A lot of our work at St David’s Game Bird Services focuses on preventative veterinary healthcare for partridge and pheasant clients across the UK and Ireland, however the location of our Edinburgh practice means our team of local veterinary surgeons are often busy with the monitoring and managing of grouse across moorland during the season. The veterinary and field services team, based in our Edinburgh office, cover the whole of Scotland and have clients across the country. The majority of our work in this area focuses on effectively managing the wild habitat of grouse to protect and encourage their numbers, and to monitor any risk of disease within the birds.

We carry out a number of post-mortems on shot carcasses, either on site or in our practice base, which involves carrying out a number of tests to assess their general health, and to review the levels of parasites such as worms, that are present within the birds. Through close monitoring of the worm levels within the bird population, we are able to prescribe medicated grit, if necessary, to feed to the birds to ensure that any infestations are kept under control. We can also take samples to look for diseases which they may have been exposed to. Of particular importance is blood sampling in order to assess for Louping ill antibodies.

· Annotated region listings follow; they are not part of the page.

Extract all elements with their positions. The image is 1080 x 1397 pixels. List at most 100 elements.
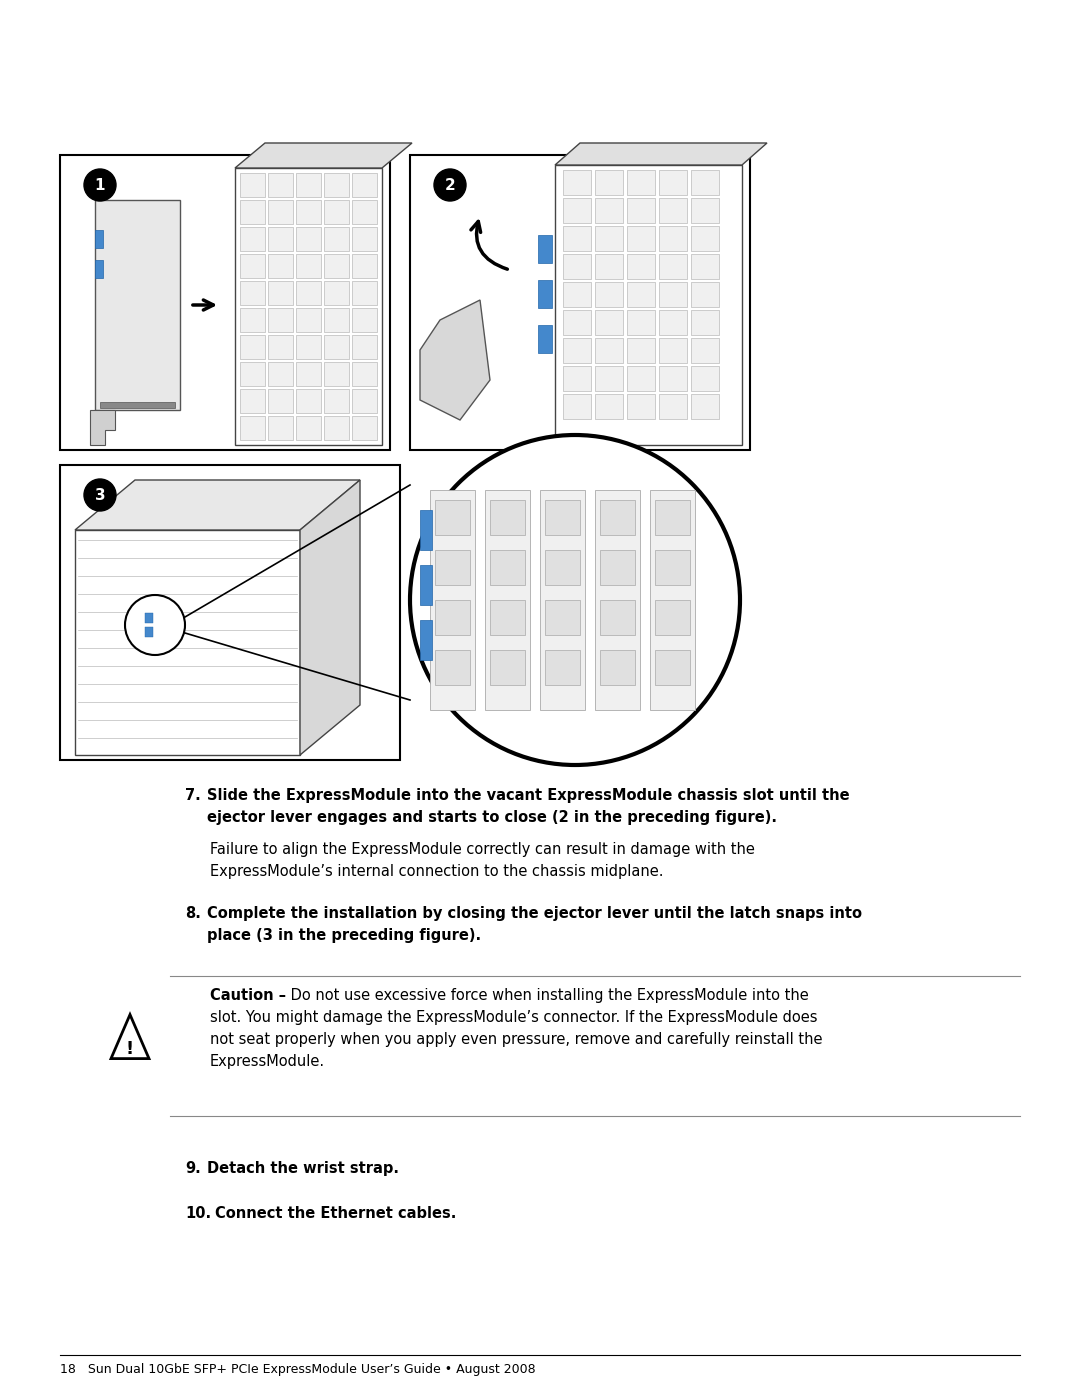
Bar xyxy=(60,155,390,450)
Text: 1: 1 xyxy=(95,177,105,193)
Bar xyxy=(627,282,654,307)
Bar xyxy=(563,226,591,251)
Bar xyxy=(75,529,300,754)
Bar xyxy=(240,307,265,332)
Bar xyxy=(595,170,623,196)
Bar xyxy=(296,362,321,386)
Text: 8.: 8. xyxy=(185,907,201,921)
Polygon shape xyxy=(75,481,360,529)
Bar xyxy=(352,307,377,332)
Bar xyxy=(595,394,623,419)
Bar xyxy=(563,338,591,363)
Polygon shape xyxy=(90,409,114,446)
Bar xyxy=(268,254,293,278)
Bar xyxy=(490,500,525,535)
Bar xyxy=(691,394,719,419)
Bar xyxy=(595,198,623,224)
Bar xyxy=(659,366,687,391)
Bar xyxy=(595,282,623,307)
Bar xyxy=(563,366,591,391)
Bar xyxy=(595,338,623,363)
Bar xyxy=(268,335,293,359)
Bar xyxy=(296,200,321,224)
Bar xyxy=(145,613,153,623)
Bar xyxy=(296,254,321,278)
Bar xyxy=(268,173,293,197)
Bar xyxy=(240,226,265,251)
Bar xyxy=(627,366,654,391)
Bar xyxy=(545,550,580,585)
Bar xyxy=(430,490,475,710)
Bar xyxy=(691,170,719,196)
Bar xyxy=(352,416,377,440)
Bar xyxy=(659,394,687,419)
Bar xyxy=(324,335,349,359)
Bar xyxy=(324,173,349,197)
Bar xyxy=(627,310,654,335)
Text: Connect the Ethernet cables.: Connect the Ethernet cables. xyxy=(215,1206,457,1221)
Bar xyxy=(691,282,719,307)
Bar xyxy=(352,281,377,305)
Bar xyxy=(595,490,640,710)
Bar xyxy=(324,307,349,332)
Bar xyxy=(654,650,690,685)
Text: 3: 3 xyxy=(95,488,106,503)
Bar xyxy=(324,416,349,440)
Text: 18   Sun Dual 10GbE SFP+ PCIe ExpressModule User’s Guide • August 2008: 18 Sun Dual 10GbE SFP+ PCIe ExpressModul… xyxy=(60,1363,536,1376)
Text: not seat properly when you apply even pressure, remove and carefully reinstall t: not seat properly when you apply even pr… xyxy=(210,1032,823,1046)
Bar xyxy=(235,168,382,446)
Bar xyxy=(435,550,470,585)
Bar xyxy=(627,226,654,251)
Bar xyxy=(555,165,742,446)
Bar xyxy=(563,394,591,419)
Text: 7.: 7. xyxy=(185,788,201,803)
Bar xyxy=(324,281,349,305)
Bar xyxy=(296,226,321,251)
Text: !: ! xyxy=(126,1039,134,1058)
Bar xyxy=(352,226,377,251)
Bar xyxy=(268,307,293,332)
Bar xyxy=(240,281,265,305)
Bar xyxy=(659,310,687,335)
Bar xyxy=(490,650,525,685)
Bar xyxy=(240,200,265,224)
Bar xyxy=(296,173,321,197)
Bar xyxy=(659,170,687,196)
Bar xyxy=(659,338,687,363)
Bar xyxy=(627,198,654,224)
Bar xyxy=(691,366,719,391)
Bar xyxy=(324,254,349,278)
Text: ExpressModule’s internal connection to the chassis midplane.: ExpressModule’s internal connection to t… xyxy=(210,863,663,879)
Bar xyxy=(352,173,377,197)
Bar xyxy=(324,388,349,414)
Bar xyxy=(95,231,103,249)
Bar xyxy=(352,335,377,359)
Text: place (3 in the preceding figure).: place (3 in the preceding figure). xyxy=(207,928,481,943)
Bar xyxy=(324,226,349,251)
Bar xyxy=(268,362,293,386)
Text: slot. You might damage the ExpressModule’s connector. If the ExpressModule does: slot. You might damage the ExpressModule… xyxy=(210,1010,818,1025)
Bar xyxy=(485,490,530,710)
Bar xyxy=(563,198,591,224)
Bar xyxy=(420,564,432,605)
Polygon shape xyxy=(420,300,490,420)
Bar xyxy=(240,173,265,197)
Bar xyxy=(600,550,635,585)
Bar xyxy=(296,416,321,440)
Bar xyxy=(627,338,654,363)
Polygon shape xyxy=(555,142,767,165)
Bar xyxy=(268,226,293,251)
Text: Caution –: Caution – xyxy=(210,988,286,1003)
Circle shape xyxy=(434,169,465,201)
Bar xyxy=(435,650,470,685)
Bar xyxy=(563,310,591,335)
Bar xyxy=(659,198,687,224)
Polygon shape xyxy=(235,142,411,168)
Circle shape xyxy=(84,169,116,201)
Text: 9.: 9. xyxy=(185,1161,201,1176)
Bar xyxy=(324,362,349,386)
Bar xyxy=(240,335,265,359)
Bar xyxy=(435,500,470,535)
Bar xyxy=(145,627,153,637)
Bar xyxy=(268,281,293,305)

The results of this testing are used to make decisions on grouse management. So far this season we are seeing variable worm levels within the Scottish grouse population, sometimes with marked differences across different moorland within the same estate. We are also seeing lots of positive Louping ill antibody results, which indicates exposure of the bird to this disease previously in its life. Louping ill affects both sheep and grouse and has been shown to cause high mortality in grouse chicks. It is important to control the disease within grouse, and this is done most effectively through giving tick treatment to sheep grazing the same moorland.

Despite cancellations from many overseas shooting parties, and challenges providing catering due to social distancing, the industry appears to be resilient. All game seasons are now off to a good start, and similarly to the rest of the UK, Scotland are seeing low Mycoplasma levels which is a big improvement on last year. A continuation of preventative testing this year will help to keep this figure low for the next season, which is a stark contrast to a few seasons ago when the disease posed a threat to the bird population.

With disease and worm monitoring an ongoing task in the management and monitoring of the grouse population, it is important to continue to record numbers and treat where necessary to maintain the wildlife and their habitat for years to come.